Group Key Agreement (GKA) allows a large group of $n$ parties to share a common secret key over insecure channels efficiently, and thus parties in the group can encrypt and decrypt messages among group members by using a shared key. Secure communication within a large group has become an integral part of many applications, like ``Facebook'' and ``LinkedIn''. In fact, GKA is one of the most preferable way to provide us with enough security in today's multi-party settings.

GKA can be applicable to some ad-hoc wireless settings where computational resources of nodes or bandwidth of the channels are more restricted than wired ones. Therefore, the lower computational and communicational complexity, and also scalability (i.e. can be adaptively employed in various environments) are required in the construction of GKA protocols. However, most of the existing GKA's have some problems in the practicality. The first one is that, as Jarecki et al. indicate, the robustness for node fault is not enough. Robustness in this paper is a crucial property that assure correct execution of GKA protocol if some node faults happened, especially due to low-reliability of the communication channels or node fault rates that are non-negligible.
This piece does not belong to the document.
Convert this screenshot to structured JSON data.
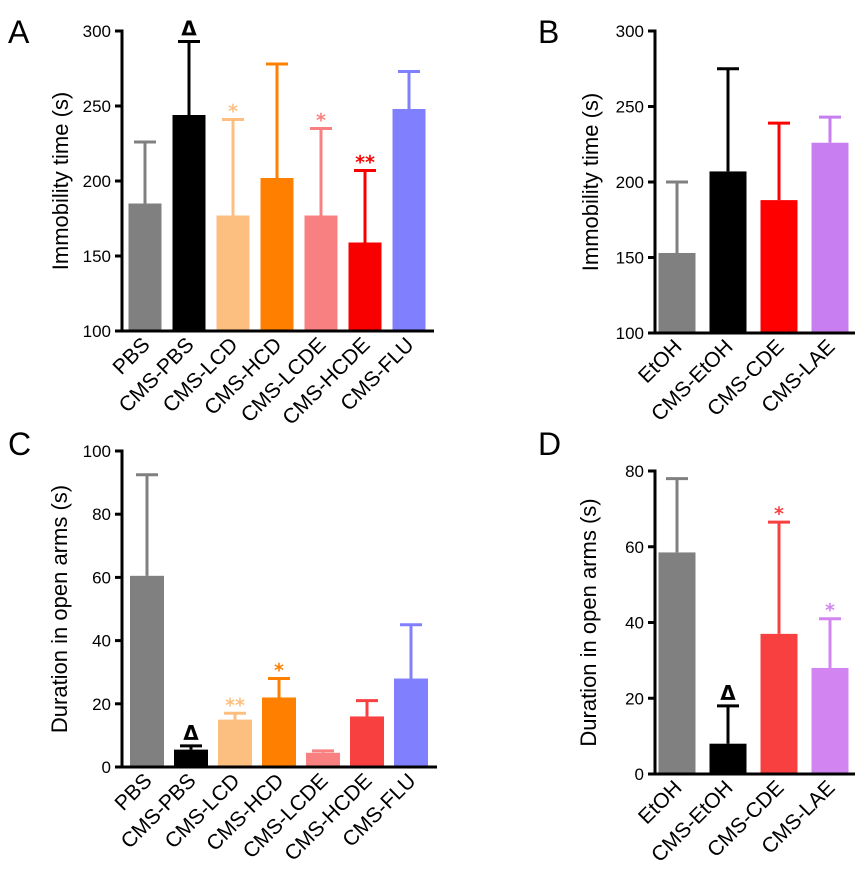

The second problem is the performance limitations of traditional GKA, where a shared common group key is {\it symmetric}. Such a situation leads to the following problems (1) after a GKA protocol is executed, a key-confirmation process is required to guarantee whether all group members share the corresponding group key or not, and (2) there is no way to encrypt message if an encryptor is not a member of the corresponding group.
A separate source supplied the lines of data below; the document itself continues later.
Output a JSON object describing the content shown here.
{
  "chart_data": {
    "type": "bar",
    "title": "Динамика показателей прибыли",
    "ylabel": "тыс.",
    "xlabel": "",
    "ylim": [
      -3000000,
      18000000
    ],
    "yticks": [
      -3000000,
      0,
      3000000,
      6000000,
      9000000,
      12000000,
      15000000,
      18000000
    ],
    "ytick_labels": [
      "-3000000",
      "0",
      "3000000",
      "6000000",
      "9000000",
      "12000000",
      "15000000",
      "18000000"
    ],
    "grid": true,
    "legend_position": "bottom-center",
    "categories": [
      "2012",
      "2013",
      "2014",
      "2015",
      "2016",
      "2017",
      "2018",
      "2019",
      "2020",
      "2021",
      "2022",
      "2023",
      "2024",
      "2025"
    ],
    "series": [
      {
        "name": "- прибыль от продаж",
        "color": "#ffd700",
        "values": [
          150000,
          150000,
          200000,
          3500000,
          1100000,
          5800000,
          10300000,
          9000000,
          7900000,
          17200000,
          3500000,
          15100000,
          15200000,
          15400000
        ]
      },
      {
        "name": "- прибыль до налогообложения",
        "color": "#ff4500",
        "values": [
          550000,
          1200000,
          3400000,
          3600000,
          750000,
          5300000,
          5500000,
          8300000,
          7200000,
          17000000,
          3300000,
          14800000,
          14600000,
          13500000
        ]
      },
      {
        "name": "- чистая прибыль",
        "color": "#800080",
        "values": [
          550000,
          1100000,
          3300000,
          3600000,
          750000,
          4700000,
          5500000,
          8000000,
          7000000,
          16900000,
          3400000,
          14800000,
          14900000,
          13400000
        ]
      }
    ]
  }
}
In general, evaluation standards for GKA are (1) round complexities (the number of broadcast or multicast per user), (2) computational complexities, and (3) communicational complexity, where the robustness is not always considered well. As mentioned above, core effectiveness of GKA deeply depend on the robustness: if some parties fail during the protocol execution in some non-robust protocol, then some other parties cannot share the common secret key without restarting the protocol from scratch. This increased the computational, communicational, and round complexity since total complexity of protocols in multiplied by the number of faults. Therefore, it is challenging to construct GKA which meets both efficiency and robustness.
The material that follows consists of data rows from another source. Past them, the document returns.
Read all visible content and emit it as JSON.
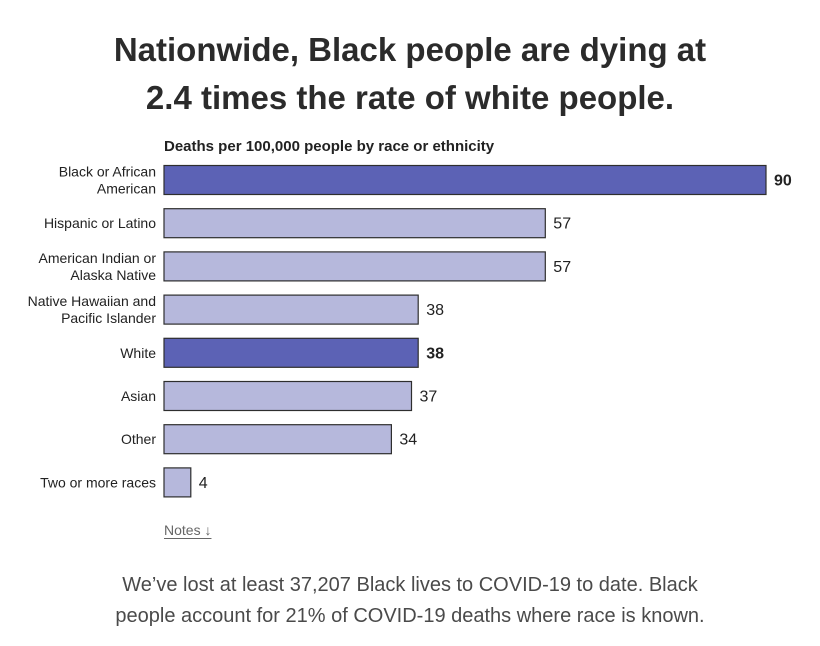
{
  "headline": {
    "line1": "Nationwide, Black people are dying at",
    "line2": "2.4 times the rate of white people."
  },
  "chart_data": {
    "type": "bar",
    "orientation": "horizontal",
    "title": "Deaths per 100,000 people by race or ethnicity",
    "xlabel": "",
    "ylabel": "",
    "xlim": [
      0,
      90
    ],
    "grid": false,
    "legend": "none",
    "categories": [
      [
        "Black or African",
        "American"
      ],
      [
        "Hispanic or Latino"
      ],
      [
        "American Indian or",
        "Alaska Native"
      ],
      [
        "Native Hawaiian and",
        "Pacific Islander"
      ],
      [
        "White"
      ],
      [
        "Asian"
      ],
      [
        "Other"
      ],
      [
        "Two or more races"
      ]
    ],
    "values": [
      90,
      57,
      57,
      38,
      38,
      37,
      34,
      4
    ],
    "value_labels": [
      "90",
      "57",
      "57",
      "38",
      "38",
      "37",
      "34",
      "4"
    ],
    "highlighted": [
      true,
      false,
      false,
      false,
      true,
      false,
      false,
      false
    ],
    "colors": {
      "highlight": "#5c62b5",
      "default": "#b6b8dc",
      "stroke": "#2e2e2e"
    }
  },
  "notes": {
    "label": "Notes ↓"
  },
  "footer": {
    "line1": "We’ve lost at least 37,207 Black lives to COVID-19 to date. Black",
    "line2": "people account for 21% of COVID-19 deaths where race is known."
  }
}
Wu et al. proposed an elaborate solution of both ``additional key-confirmation" and ``available for inner-user only cases", called Asymmetric GKA (ASGKA), where a common ``group public key" can be established from the set of public keys of each group member. Anybody can compute such common public key, and therefore even if encryptors are not a member of a group, they can send an encrypted data to all group members. On the other hand, their (unauthenticated) ASGKA only considers passive adversaries who just eavesdrop on the communication channel. In general, a GKA is said to be ``authenticated" if active adversaries are caught (e.g., relay, delay, modify, interleave or delete the message flows). In the real environments, such active adversaries must be caught. Wu et al. have already mentioned that ASGKA secure against active attackers (AASGKA) may be constructed from authentication techniques, by using certification. However, every group members in ASGKA is required to update their own public information whenever the group member is changed, therefore if we utilize such authentication techniques, certifications of their public value have to be published each time, and it is inefficient. Zhang et al. proposed the first AASGKA scheme without requiring additional rounds. Each participant is armed with a private-public key pair, and a trusted key generation center (KGC) is employed to issue certificates for the participants. Zhang et al. proposed the first (one-round) AASGKA scheme by adopting identity-based encryption (IBE) settings (called IB-AASGKA). Each member has the identity as its (long-term) public key, and is issued a private key of its own identity from KGC. Although their IB-AASGKA achieves higher security than that of ASGKA easily, the construction technique is not efficient. In ASGKA scheme, since KGC is not assumed, each members have to publish signature using his own private key and construct signature matrix, therefore the computational complexity depends on group size. On the other hand, in IB-AASGKA setting KGC is assumed for the security purpose, ASGKA like technique is redundant. However, Zhang et al. apply the redundant technique to their construction of IB-AASGKA.

In all the above arguments, we make a proposal to the existing problems on GKA; (1) an efficient and robust GKA scheme, (2) a generic construction of IB-AASGKA based on Identity-Based Broadcast Encryption (IB-BE). The first one is $T$-robust scalable GKA with communicational and computational complexity $O(\log{n})$ for the size of $n$ parties. The second one is a novel and efficient construction technique using IB-BE which is a new cryptographic primitive.